What does all this mean? I'm not so sure. I guess one thing that I am figuring out as I live my way into middle age is that there are two ways (at least) of inhabiting the world. We can inhabit it directly, almost animalistically, the runner intimately and without reflection piercing the skin of reality through direct effort. We can also inhabit the world deliberately, somewhat distantly, imaginatively. This type of consciousness is, perhaps, less satisfied because it takes its distance from the world as fundamental to its operation. It aims at intimacy, but only captures it occasionally and in degrees. Its task is something like coming to terms with a world that is hostile in certain ways to its own form of life.

The second way is how I live now. It's the way I inhabit my running, my job, my life. It is somewhat scary to live this way. Like Anzaldúa says, it's as though I am constantly convincing myself that life is real, that these things matter, that what I have to say is not a giant pile of shit. This is what Heidegger and Sartre called angst. They thought it was a fundamental condition of freedom and being-in the world. Angst, doubt, and hesitation is recognition that the world is not fundamentally reconcilable with your dreams. Recognition of the fact that life is fucked up in certain ways makes us nervous; it causes us to doubt ourselves, and even makes life feel unreal. It certainly makes us hesitate and reflect. And so, like Anzaldúa, we are scared to hesitate and reflect and write, but we are even more scared not to do it because that would mean succumbing to a reality that is not quite right.

Sometimes this fear makes us want to go back to an earlier stage of life, when the world seemed more like a partner than an enemy. But on reflection, I am not sure if I would like to return to the immediate immersion in life that I had as a young man. The joy I have now is in subtler experiences, in the hesitations, the interstices of life. All the rawness of then would be like drowning in a flood of experience. The pleasure I take in running is like a that of a connoisseur.  That word simply means a "knower" in French. I love running and even life as a knower of it, as not necessarily one with it, but as a reflection of it. I enjoy it in delays and hesitations and overcomings. Is this less satisfying? Perhaps, but it is what it is.

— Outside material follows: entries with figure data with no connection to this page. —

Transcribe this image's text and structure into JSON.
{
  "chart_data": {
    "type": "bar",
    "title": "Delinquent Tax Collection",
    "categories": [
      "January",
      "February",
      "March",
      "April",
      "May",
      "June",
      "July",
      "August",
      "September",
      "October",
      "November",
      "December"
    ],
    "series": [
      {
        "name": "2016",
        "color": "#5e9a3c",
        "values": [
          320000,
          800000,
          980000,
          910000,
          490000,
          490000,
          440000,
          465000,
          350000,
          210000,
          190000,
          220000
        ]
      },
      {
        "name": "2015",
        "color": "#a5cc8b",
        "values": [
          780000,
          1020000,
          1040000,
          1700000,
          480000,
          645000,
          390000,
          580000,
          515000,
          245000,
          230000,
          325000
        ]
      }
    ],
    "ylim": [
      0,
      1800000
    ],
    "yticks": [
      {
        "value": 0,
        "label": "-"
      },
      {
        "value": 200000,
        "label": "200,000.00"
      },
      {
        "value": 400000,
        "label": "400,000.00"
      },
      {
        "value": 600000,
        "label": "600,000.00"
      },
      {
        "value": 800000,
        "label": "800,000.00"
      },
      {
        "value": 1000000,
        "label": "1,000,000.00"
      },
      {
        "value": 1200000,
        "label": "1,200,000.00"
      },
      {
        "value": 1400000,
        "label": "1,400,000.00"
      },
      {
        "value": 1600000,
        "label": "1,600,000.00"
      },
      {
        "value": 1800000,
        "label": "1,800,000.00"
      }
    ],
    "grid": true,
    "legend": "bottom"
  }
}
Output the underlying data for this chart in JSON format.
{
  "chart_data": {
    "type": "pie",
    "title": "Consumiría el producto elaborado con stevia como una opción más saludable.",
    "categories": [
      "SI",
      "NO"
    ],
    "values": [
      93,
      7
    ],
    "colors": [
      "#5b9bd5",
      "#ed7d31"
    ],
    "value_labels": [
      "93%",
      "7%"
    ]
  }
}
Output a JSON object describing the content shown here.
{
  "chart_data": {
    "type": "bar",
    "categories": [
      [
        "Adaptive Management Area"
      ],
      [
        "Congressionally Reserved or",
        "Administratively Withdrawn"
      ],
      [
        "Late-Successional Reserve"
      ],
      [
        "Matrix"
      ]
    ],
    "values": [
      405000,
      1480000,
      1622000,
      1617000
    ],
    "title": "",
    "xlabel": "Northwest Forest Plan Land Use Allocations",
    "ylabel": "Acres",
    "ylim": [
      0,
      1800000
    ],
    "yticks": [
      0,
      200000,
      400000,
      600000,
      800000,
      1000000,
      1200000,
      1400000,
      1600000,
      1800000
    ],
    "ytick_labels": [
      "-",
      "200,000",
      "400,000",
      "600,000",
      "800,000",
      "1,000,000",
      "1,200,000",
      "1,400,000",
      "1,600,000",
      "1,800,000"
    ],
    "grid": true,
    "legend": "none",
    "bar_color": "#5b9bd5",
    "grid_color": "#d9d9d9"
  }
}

I suppose that I am learning now that hesitation and anxiety can even be a form of strength, pleasure, and joy. In the uncanny moment of reflective restraint, we do not disappear into life, but we do not disappear from it, either. Instead, in these irruptive moments, life can spread itself out before us in another dimension: still remarkable, still vibrant, still valuable. Living, still, once more, and in yet another way.